Configurations of film

"MRW the theater is empty for a popular movie", GIF, imgur.com

"MRW the theater is empty for a popular movie", GIF, imgur.com

GRK 2279

GRK 2279

Scalable across a variety of formats and standardized in view of global circulation, the moving image has always been both an image of movement and an image on the move. Over the last three decades, digital production technologies, communication networks and distribution platforms have taken the scalability and mobility of film to a new level. Beyond the classical dispositive of the cinema, new forms and knowledges of cinema and film have emerged, challenging the established approaches to the study of film. The conceptual framework of index, dispositive and canon, which defined cinema as photochemical image technology with a privileged bond to reality, a site of public projection, and a set of works from auteurs from specific national origins, can no longer account for the current multitude of moving images and the trajectories of their global movements. The term “post-cinema condition,” which was first proposed by film theorists more than a decade ago to describe the new cultural and technological order of moving images, retained an almost melancholic attachment to that which the cinema no longer was.
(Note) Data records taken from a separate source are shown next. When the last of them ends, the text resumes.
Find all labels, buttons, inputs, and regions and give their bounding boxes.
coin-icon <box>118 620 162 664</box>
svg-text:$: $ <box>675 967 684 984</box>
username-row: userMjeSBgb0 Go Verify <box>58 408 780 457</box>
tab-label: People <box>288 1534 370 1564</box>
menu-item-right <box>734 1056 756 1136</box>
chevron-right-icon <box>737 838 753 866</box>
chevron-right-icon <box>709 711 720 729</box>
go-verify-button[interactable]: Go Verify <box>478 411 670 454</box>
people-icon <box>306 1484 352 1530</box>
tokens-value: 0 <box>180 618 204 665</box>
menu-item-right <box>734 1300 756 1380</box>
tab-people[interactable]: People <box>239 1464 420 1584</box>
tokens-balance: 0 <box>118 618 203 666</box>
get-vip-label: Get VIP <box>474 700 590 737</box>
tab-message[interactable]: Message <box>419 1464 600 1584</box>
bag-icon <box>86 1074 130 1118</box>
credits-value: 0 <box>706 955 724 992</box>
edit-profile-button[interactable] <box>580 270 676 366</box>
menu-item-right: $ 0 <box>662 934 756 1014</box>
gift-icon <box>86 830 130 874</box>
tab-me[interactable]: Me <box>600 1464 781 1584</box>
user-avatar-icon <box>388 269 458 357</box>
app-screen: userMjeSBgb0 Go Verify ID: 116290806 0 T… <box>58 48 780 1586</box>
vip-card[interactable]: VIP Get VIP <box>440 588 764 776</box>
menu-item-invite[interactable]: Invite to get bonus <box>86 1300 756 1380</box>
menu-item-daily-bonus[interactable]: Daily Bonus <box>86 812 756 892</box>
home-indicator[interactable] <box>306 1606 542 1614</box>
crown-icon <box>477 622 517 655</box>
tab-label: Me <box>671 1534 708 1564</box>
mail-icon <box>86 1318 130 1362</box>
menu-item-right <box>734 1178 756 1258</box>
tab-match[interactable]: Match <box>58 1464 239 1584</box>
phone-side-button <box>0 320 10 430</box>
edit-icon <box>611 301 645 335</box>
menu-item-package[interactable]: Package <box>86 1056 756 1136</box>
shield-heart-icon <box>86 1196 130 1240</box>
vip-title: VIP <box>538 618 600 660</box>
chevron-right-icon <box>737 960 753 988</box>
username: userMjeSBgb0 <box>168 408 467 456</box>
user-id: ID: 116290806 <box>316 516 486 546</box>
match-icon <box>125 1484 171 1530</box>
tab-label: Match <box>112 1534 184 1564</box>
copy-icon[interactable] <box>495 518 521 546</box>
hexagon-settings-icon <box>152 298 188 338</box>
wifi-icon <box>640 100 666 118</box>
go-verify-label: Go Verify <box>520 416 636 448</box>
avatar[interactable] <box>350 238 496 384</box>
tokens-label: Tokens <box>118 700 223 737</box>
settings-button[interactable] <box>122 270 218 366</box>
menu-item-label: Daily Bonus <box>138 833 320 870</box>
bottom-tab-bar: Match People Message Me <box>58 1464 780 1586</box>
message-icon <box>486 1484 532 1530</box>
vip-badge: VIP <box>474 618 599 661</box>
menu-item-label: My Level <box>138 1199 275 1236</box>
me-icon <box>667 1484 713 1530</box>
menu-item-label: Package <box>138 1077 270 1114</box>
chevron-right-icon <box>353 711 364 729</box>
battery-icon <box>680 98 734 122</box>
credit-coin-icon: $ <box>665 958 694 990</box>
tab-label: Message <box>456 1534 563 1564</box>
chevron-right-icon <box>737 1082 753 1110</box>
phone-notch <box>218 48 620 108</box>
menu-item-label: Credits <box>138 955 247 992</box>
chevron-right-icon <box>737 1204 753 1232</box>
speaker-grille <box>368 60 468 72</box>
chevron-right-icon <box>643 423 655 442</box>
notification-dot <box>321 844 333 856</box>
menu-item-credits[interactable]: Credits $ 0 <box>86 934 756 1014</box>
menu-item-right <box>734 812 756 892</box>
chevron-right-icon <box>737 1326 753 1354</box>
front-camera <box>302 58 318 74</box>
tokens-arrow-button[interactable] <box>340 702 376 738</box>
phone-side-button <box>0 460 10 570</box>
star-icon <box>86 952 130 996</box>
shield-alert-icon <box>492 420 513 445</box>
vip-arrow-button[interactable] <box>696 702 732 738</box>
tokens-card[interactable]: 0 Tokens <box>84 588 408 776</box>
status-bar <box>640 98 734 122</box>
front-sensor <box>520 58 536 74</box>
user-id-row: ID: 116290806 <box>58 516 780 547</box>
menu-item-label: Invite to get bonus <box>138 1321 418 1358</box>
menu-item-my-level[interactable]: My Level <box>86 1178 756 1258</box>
Moving beyond such attachments, the Gradudate Research Training Program “Configurations of Film” (www.konfigurationen-des-films.de) aims to account for moving images in terms of their operations, forms and formats, locations and infrastructures, expanding the field of cinematic knowledges beyond the arts and the aesthetic, while retaining a focus on film as privileged site for the production of cultural meaning, for social action and for political conflict.

The first cohort of PhD and post-doc researchers have been working since the fall of 2017 to explore and expand our understanding of configurations of film in both a contemporary and historical perspective, combining film and media theory with media history to address key problems in the development of new analytical frameworks for the moving image on the move.